Établie à l’origine comme graveur, Zarina, qui préfère utiliser son prénom seul, considère également qu’elle est un sculpteur, en partie parce que ses œuvres commencent souvent par l’activité de sculpter des blocs de bois. Le papier est au cœur de sa pratique, à la fois comme une surface à imprimer sur et en tant que matériau avec ses propres propriétés et en regard de son histoire. Le vocabulaire visuel de Zarina est minimal, mais riche en associations avec sa vie et les thèmes du déplacement et de l’exil, de la mémoire et de la nostalgie. Le concept de la maison, qu’elle soit personnelle, géographique, nationale, spirituele, familiale, résonne à travers toute son œuvre.

Alors que le travail de Zarina a ses racines dans l’abstraction, il a toujours été informé par une profonde conscience socio-politique. Née à Aligarh, une ville du nord de l’Inde en 1937, Zarina a passé presque toute sa vie adulte en dehors de son pays natal. La frontière entre l’Inde et le Pakistan qui a été délimitée par la partition de 1947 a provoqué le déplacement et la mort de millions de personnes, et finalement forcé la famille de Zarina à quitter leur maison en 1959. Depuis lors, ses visites en Inde n’ont pas été de simples retrouvailles. En 1958, elle a commencé une vie à l’étranger, et sa relocalisation dans différentes villes à travers le monde, y compris Bangkok, New Delhi, Paris, Bonn, Tokyo, Los Angeles et Santa Cruz, mais elle a surtout vécu à New York depuis 1976. Le papier a été un support transportable pour l’artiste, facilement disponible partout où ses voyages l’ont amenée.

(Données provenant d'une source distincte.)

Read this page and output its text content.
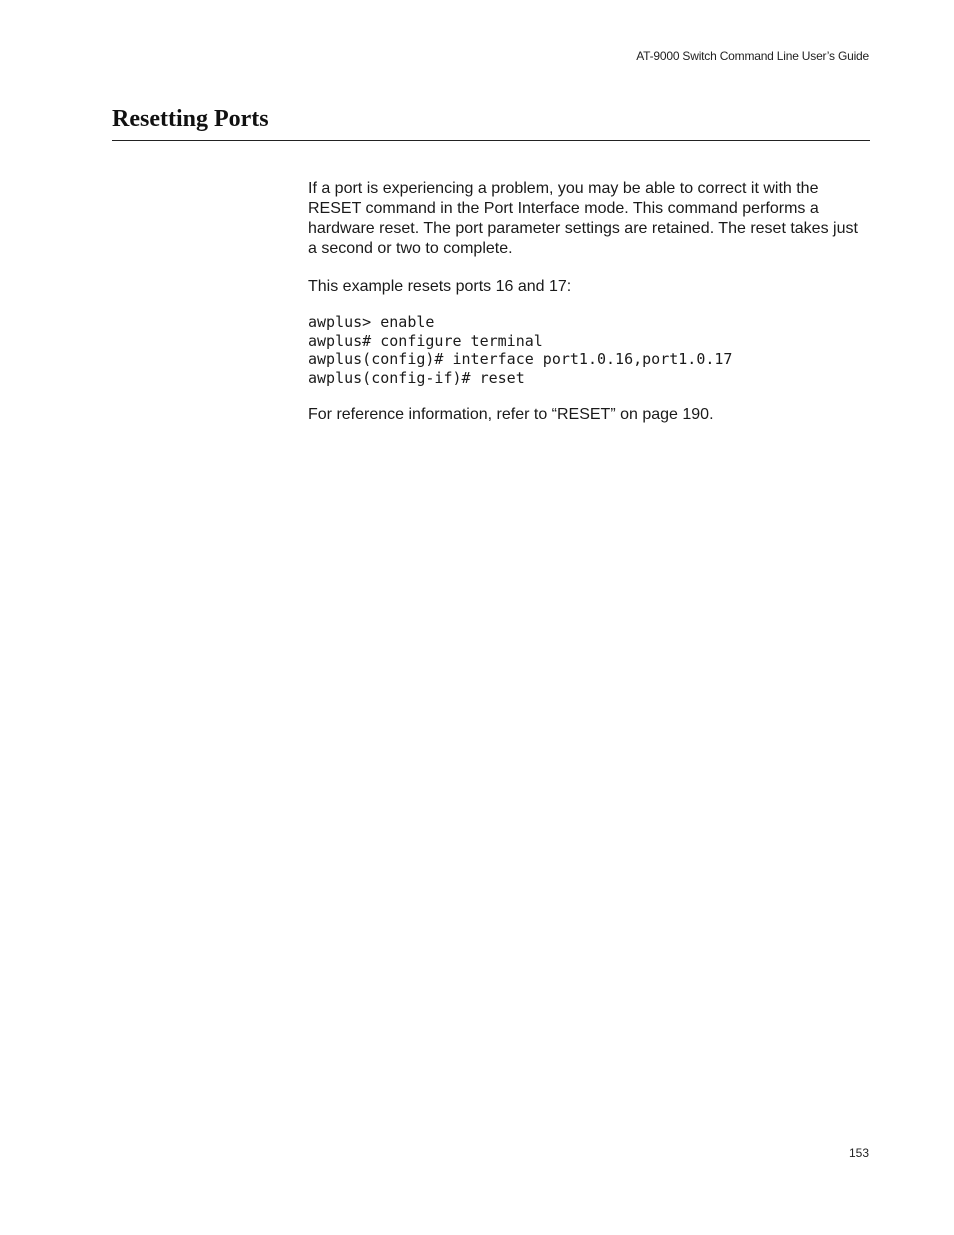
AT-9000 Switch Command Line User’s Guide
Resetting Ports

If a port is experiencing a problem, you may be able to correct it with the RESET command in the Port Interface mode. This command performs a hardware reset. The port parameter settings are retained. The reset takes just a second or two to complete.

This example resets ports 16 and 17:

awplus> enable
awplus# configure terminal
awplus(config)# interface port1.0.16,port1.0.17
awplus(config-if)# reset

For reference information, refer to “RESET” on page 190.

153
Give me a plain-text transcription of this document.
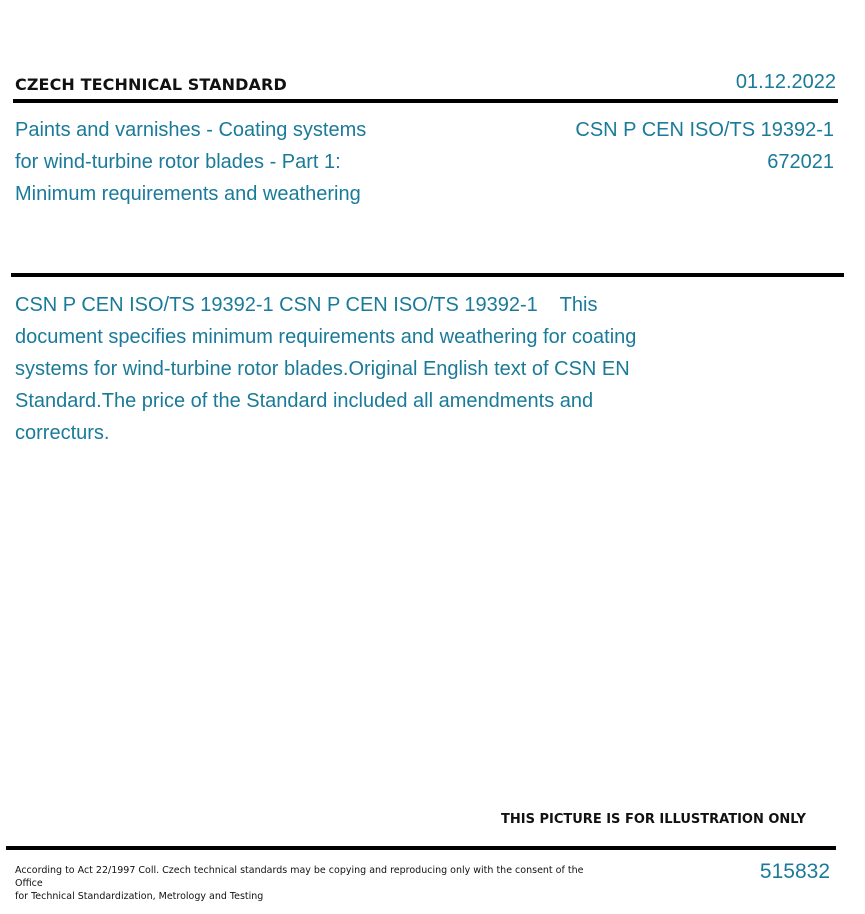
CZECH TECHNICAL STANDARD	01.12.2022
Paints and varnishes - Coating systems
for wind-turbine rotor blades - Part 1:
Minimum requirements and weathering
CSN P CEN ISO/TS 19392-1
672021
CSN P CEN ISO/TS 19392-1 CSN P CEN ISO/TS 19392-1    This document specifies minimum requirements and weathering for coating systems for wind-turbine rotor blades.Original English text of CSN EN Standard.The price of the Standard included all amendments and correcturs.
THIS PICTURE IS FOR ILLUSTRATION ONLY
According to Act 22/1997 Coll. Czech technical standards may be copying and reproducing only with the consent of the Office
for Technical Standardization, Metrology and Testing
515832
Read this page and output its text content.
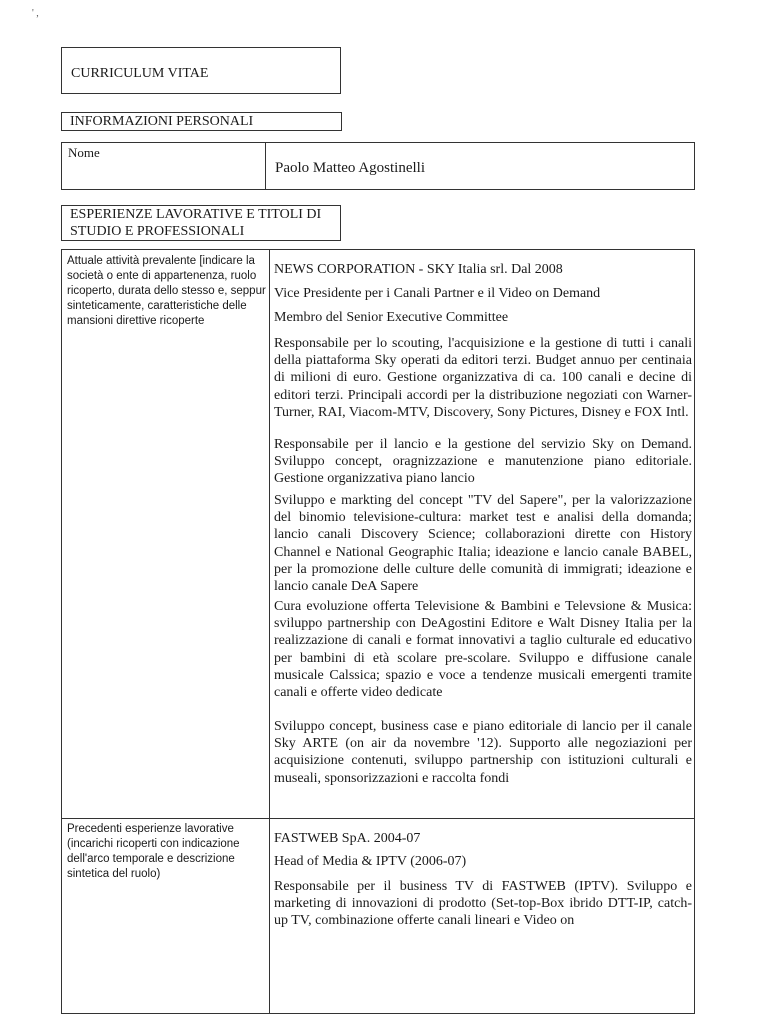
' ,
CURRICULUM VITAE
INFORMAZIONI PERSONALI
Nome
Paolo Matteo Agostinelli
ESPERIENZE LAVORATIVE E TITOLI DI STUDIO E PROFESSIONALI
Attuale attività prevalente [indicare la società o ente di appartenenza, ruolo ricoperto, durata dello stesso e, seppur sinteticamente, caratteristiche delle mansioni direttive ricoperte
NEWS CORPORATION - SKY Italia srl. Dal 2008
Vice Presidente per i Canali Partner e il Video on Demand
Membro del Senior Executive Committee

Responsabile per lo scouting, l'acquisizione e la gestione di tutti i canali della piattaforma Sky operati da editori terzi. Budget annuo per centinaia di milioni di euro. Gestione organizzativa di ca. 100 canali e decine di editori terzi. Principali accordi per la distribuzione negoziati con Warner-Turner, RAI, Viacom-MTV, Discovery, Sony Pictures, Disney e FOX Intl.

Responsabile per il lancio e la gestione del servizio Sky on Demand. Sviluppo concept, oragnizzazione e manutenzione piano editoriale. Gestione organizzativa piano lancio

Sviluppo e markting del concept "TV del Sapere", per la valorizzazione del binomio televisione-cultura: market test e analisi della domanda; lancio canali Discovery Science; collaborazioni dirette con History Channel e National Geographic Italia; ideazione e lancio canale BABEL, per la promozione delle culture delle comunità di immigrati; ideazione e lancio canale DeA Sapere

Cura evoluzione offerta Televisione & Bambini e Televsione & Musica: sviluppo partnership con DeAgostini Editore e Walt Disney Italia per la realizzazione di canali e format innovativi a taglio culturale ed educativo per bambini di età scolare pre-scolare. Sviluppo e diffusione canale musicale Calssica; spazio e voce a tendenze musicali emergenti tramite canali e offerte video dedicate

Sviluppo concept, business case e piano editoriale di lancio per il canale Sky ARTE (on air da novembre '12). Supporto alle negoziazioni per acquisizione contenuti, sviluppo partnership con istituzioni culturali e museali, sponsorizzazioni e raccolta fondi

Precedenti esperienze lavorative (incarichi ricoperti con indicazione dell'arco temporale e descrizione sintetica del ruolo)
FASTWEB SpA. 2004-07
Head of Media & IPTV (2006-07)

Responsabile per il business TV di FASTWEB (IPTV). Sviluppo e marketing di innovazioni di prodotto (Set-top-Box ibrido DTT-IP, catch-up TV, combinazione offerte canali lineari e Video on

Les premières œuvres de Zarina démontrent une immersion formelle dans les possibilités du médium et un engagement dans le minimalisme et l’abstraction. Les œuvres de la maturité affichent des interventions sur papier qui sont à la fois féroces et délicates, elle les perce, les plie, et les éraflures et les coupures voisinnent avec les champs monochromatiques, créant des surfaces texturées qui invitent à une vision intime et la contemplation prolongée. L’artiste met l’accent sur la sensibilité sculpturale qui sous-tend la gravure, dans l’acte de sculpter un bloc de bois ou de monter un collage de réparation. Dans les années 1980, elle a littéralisé cet intérêt par une coulée d’œuvres en trois dimensions avec la pâte à papier. Ces formes conduisaient à des sculptures en bronze. Comme pour ses gravures, ces œuvres ont été inspirées par des sources organiques, en particulier les plantes, et les géométries régulières de l’architecture.

Zarina utilise souvent du papier fait à la main à partir de l’Inde, du Japon, du Népal ou artisanales-variétés avec différentes textures, luminosités, et les degrés de l’absorption de l’encre, offrant un large éventail de motifs. Le papier est également allié à la tradition littéraire. Profondément influencée et inspirée par la poésie ourdou, la littérature, et la calligraphie, Zarina intègre ces références dans son travail avec des citations et des alllusions évocatrices.

Ses travaux les plus récents sont imprégnés d’une spiritualité méditative. Elle a fait une série de sculptures basées sur des chapelets de perles de prière musulmans. Elle intègre de plus en plus d’éléments lumineux comme l’or ou l’obsidienne dans ses compositions. Pour les œuvres sur papier, elle emploie des feuilles simples hautes de 6 pieds de haut. Avec ses « tasbihs sculptures » en matériaux précieux, augmentés en échelle, Zarina dirige l’esprit du spectateurvers les idées de néant et d’infini, d’illumination, d’éternité. Cette rétro du Guggenheim englobe des topographies autobiographiques sur la distance parcourue et le temps passé, présentant des œuvres qui se superposent entre événements historiques et expérience personnelle par le biais de la notion de la fuite, ineffable, mais essentielle, de la maison.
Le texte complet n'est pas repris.